Brown's aggressive fundraising and name recognition have been enough to drive potential rivals – such as San Francisco Mayor Gavin Newsom and Los Angeles Mayor Antonio Villaraigosa – out of the contest for the Democratic nomination. But his $12 million campaign account is much smaller than his potential Republican opponents.
Meg Whitman, the billionaire former chief executive of eBay, has given her campaign $39 million so far and is poised to spend more than $100 million. Steve Poizner, a multimillionaire who developed GPS chips for cell phones, has said he will add to the $19 million he already has given his campaign.
Brown said facing such a well-funded opponent is one of the reasons he has held off announcing his intentions.
"There's people out there, they've got $50 million in the bank," Brown said. "And you've got to get ready. You have to have all these things all lined up."
Brown, who was governor from 1975 to 1983, is likely to get some help outside of his campaign. Earlier this month, a group called "Level the Playing Field," backed by top Democratic political strategists, unveiled two radio ads calling on Whitman to explain her corporate record and release her tax returns. The Washington, D.C.-based Democratic Governors' Association, is also poised to get involved in the race.
Brown said whoever is elected governor will have to deal with the state's persistent budget problems. He blamed lawmakers for imposing tax cuts and creating new programs over the last decade that the state could never afford to sustain in a recession. He declined to say if he would cut any of those new programs and would not endorse tax increases.
"We didn't get into this overnight, and we're not going to get out of it right away," he said in an interview after his address. "It isn't just one person. It's engaging the entire Legislature and the people who support them."
One of the hardest hit areas in the state budget has been higher education. Students have staged demonstrations at colleges across the state to protest enrollment cuts, raised fees and fewer class offerings imposed by UC and CSU systems to cope with an unprecedented cut in state funding. Community colleges also have raised fees and reduced the number of classes.
Brown told the students gathered for the forum at California State University, Sacramento that he opposed the recent student tuition hikes and suggested Californians should realign their priorities. He noted that state spending on prison health care has skyrocketed over the last three decades at the expense of higher education.
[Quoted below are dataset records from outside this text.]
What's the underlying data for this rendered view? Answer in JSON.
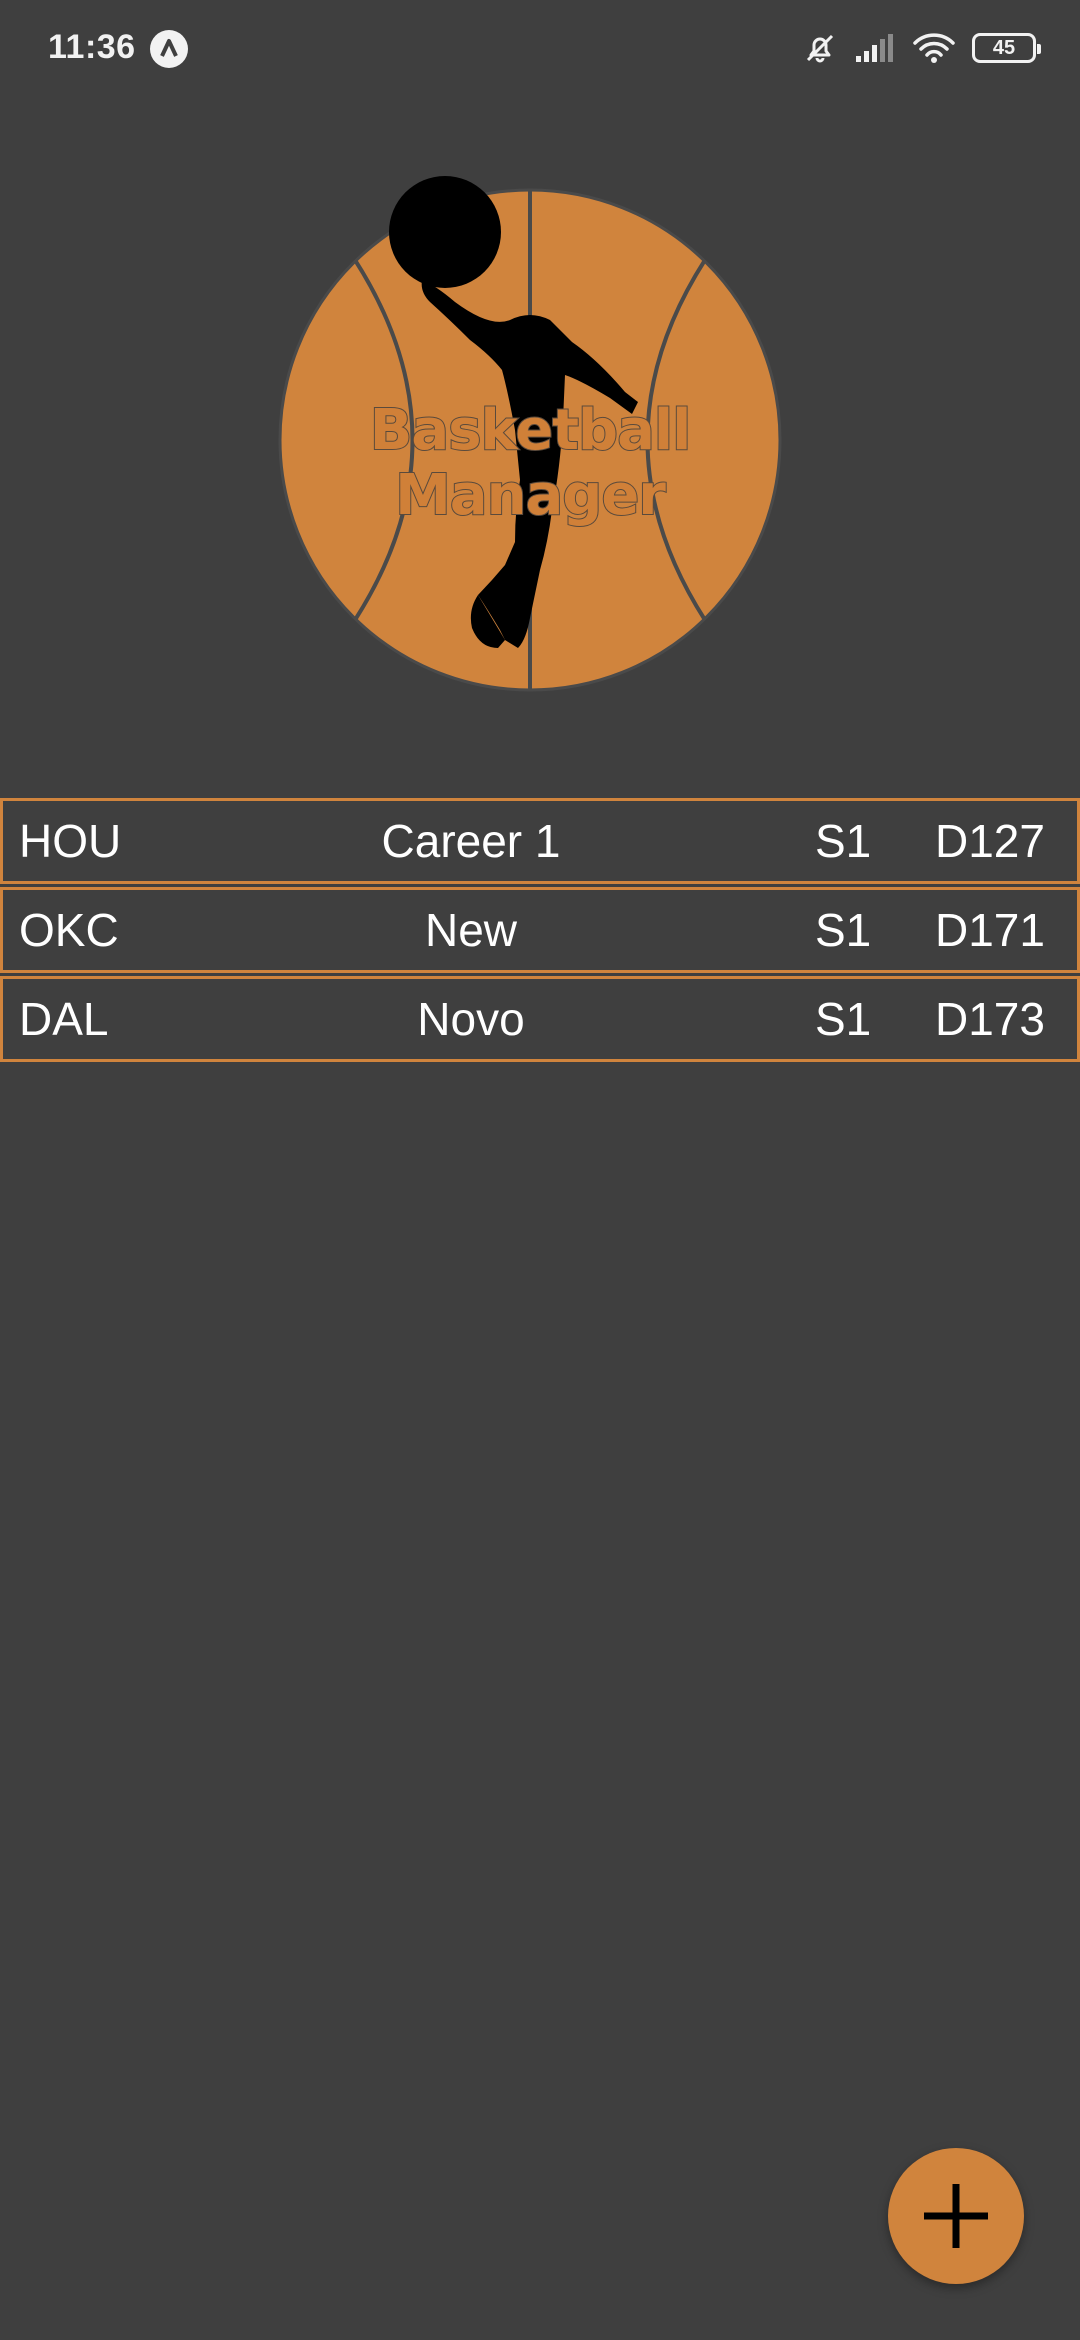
{
  "status_bar": {
    "time": "11:36",
    "battery_level": "45",
    "icons": [
      "app-notification-icon",
      "mute-icon",
      "signal-icon",
      "wifi-icon",
      "battery-icon"
    ]
  },
  "logo": {
    "title": "Basketball Manager",
    "ball_color": "#d0843d",
    "icon": "basketball-player-icon"
  },
  "saves": [
    {
      "team": "HOU",
      "name": "Career 1",
      "season": "S1",
      "day": "D127"
    },
    {
      "team": "OKC",
      "name": "New",
      "season": "S1",
      "day": "D171"
    },
    {
      "team": "DAL",
      "name": "Novo",
      "season": "S1",
      "day": "D173"
    }
  ],
  "fab": {
    "icon": "plus-icon",
    "color": "#d0843d"
  },
  "colors": {
    "background": "#3f3f3f",
    "accent": "#d0843d"
  }
}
On other issues Brown made the following comments:
_ Health Care: Brown who as a presidential candidate supported a single-payer health care system, said he would be hesitant to create a government-run health care system in the state. Instead, he suggested Congress ought to pass President Obama's plan for expanded health care at the national level.
_ Raising Taxes: Brown declined to say whether he would raise taxes, saying government could save money by being more efficient and realigning its priorities.
_ Federal Help: Brown said Republican Gov. Arnold Schwarzenegger was right to ask the federal government to give California more money to help balance its budget. He said Congress needs to be persuaded that states "are as important as corporations," which have received billions in bailout money.
_ Budget: Brown said California ought to have a rainy day fund to ensure state programs don't suffer in future recessions.